Sometimes referred to as ‘the island of no return’, due to its sinister past, the island is also known as the ‘island of ghosts’. Believers in the paranormal have also claimed that Poveglia is the most haunted island or the most haunted place in the world.
History of Poveglia Island
The island was originally used as a port in the centuries after the Roman Empire. In the 9th century its population, and its importance, grew, until it was governed by a dedicated Podestà. However, after Venice came under attack from the Genoan fleet in 1379, the people of Poveglia were moved to the Giudecca and the island remained uninhabited in the subsequent centuries.
In 1700, at the time of the Black Death (and during other plague outbreaks throughout the centuries), the island became a lazaret – effectively a quarantine station to isolate Venetian plague victims. Being brought to Poveglia was a sign that death was approaching, with plague victims buried, burned or left to die. Consequently, the island became a giant burial ground. Over the following decades, various legends arose, claiming the island was haunted by those who lived and died there.
In 1922 a psychiatric hospital was built on the island to hide the mentally ill away from the city. According to legend, extremely cruel and illegal practices were experimented on patients, such as lobotomy. It is also said that the head of the psychiatry department went mad after witnessing such a barbarism and committed suicide by throwing himself from the bell tower of the island.
Other stories suggest it was this chief doctor himself who committed these atrocities – as well as torturing victims in the bell tower who had told him that they saw mysterious figures wandering around the hospital, and that he committed suicide in this manner after going mad when he started to see the ghosts too. Legends say it was the ghosts of his victims who did it.
The psychiatric hospital was dismantled in 1946, and later used as a long-term care facility, until its closure in 1968. Afterwards, the island was briefly used for agriculture, then completely abandoned.
Poveglia Island today
In 2014 the Italian state auctioned a 99-year lease of Poveglia, which would remain state property, to raise revenue, yet despite hopes a hotel or other more accessible venue be built there, the island remains in a state of total abandonment and is officially closed to tourism.
Visitors can only visit with a special permit or by private boat, and the few brave visitors who have been to the island confirm that they have found a macabre, surreal, atmosphere and have witnessed several inexplicable phenomena (including strange figures lurking around abandoned buildings) or heard disturbing sounds of agonising screams and cries.

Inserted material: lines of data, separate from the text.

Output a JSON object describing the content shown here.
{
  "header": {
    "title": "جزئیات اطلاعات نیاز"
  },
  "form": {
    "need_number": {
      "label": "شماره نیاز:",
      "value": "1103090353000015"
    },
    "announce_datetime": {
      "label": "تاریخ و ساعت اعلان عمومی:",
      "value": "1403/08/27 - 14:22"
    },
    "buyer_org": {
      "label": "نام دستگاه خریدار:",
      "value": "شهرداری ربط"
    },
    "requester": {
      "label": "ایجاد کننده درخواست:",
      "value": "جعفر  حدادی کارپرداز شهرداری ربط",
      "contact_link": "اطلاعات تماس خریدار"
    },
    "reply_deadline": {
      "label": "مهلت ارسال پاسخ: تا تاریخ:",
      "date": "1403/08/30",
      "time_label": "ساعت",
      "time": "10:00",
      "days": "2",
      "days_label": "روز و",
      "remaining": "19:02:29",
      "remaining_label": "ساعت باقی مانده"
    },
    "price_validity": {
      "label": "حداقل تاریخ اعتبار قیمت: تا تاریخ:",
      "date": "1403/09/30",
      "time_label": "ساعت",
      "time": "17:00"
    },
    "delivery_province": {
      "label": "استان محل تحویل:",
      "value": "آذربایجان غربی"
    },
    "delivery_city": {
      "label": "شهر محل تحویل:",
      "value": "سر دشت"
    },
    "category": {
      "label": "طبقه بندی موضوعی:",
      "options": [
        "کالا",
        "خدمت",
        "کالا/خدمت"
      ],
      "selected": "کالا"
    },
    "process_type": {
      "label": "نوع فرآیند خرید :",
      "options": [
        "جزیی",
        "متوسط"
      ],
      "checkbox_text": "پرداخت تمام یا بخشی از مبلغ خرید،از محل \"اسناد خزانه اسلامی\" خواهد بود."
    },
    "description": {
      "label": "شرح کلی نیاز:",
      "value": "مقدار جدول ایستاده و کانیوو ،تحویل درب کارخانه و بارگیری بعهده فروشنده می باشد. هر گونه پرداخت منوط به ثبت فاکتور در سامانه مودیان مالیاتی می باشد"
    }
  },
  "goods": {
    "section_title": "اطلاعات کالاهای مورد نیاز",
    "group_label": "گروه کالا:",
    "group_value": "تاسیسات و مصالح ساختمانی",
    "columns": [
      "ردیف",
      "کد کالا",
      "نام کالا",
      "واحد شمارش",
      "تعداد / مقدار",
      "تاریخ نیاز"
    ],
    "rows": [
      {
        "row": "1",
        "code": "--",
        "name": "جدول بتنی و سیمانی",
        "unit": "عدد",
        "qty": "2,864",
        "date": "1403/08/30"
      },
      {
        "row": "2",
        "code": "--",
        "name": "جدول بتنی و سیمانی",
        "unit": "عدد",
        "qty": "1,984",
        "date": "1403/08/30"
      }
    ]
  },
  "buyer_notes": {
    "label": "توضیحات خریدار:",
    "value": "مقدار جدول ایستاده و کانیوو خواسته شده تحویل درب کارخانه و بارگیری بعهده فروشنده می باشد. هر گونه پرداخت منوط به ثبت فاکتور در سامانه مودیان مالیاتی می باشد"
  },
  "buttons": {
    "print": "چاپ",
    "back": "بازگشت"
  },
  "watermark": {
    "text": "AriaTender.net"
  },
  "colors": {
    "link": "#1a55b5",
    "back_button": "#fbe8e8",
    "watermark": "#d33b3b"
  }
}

Locals say that over 160,000 deaths have occurred on the island, and local fishermen don’t even approach its shores because they believe the island is cursed and its soil mixed with the ashes of the people who died and who were buried there.
Getting to Poveglia Island
Poveglia Island is located in the middle of Venice’s southern lagoon, and can be seen clearly from the Venice Lido. As mentioned, the island is officially closed to tourism and visitors require a special permit.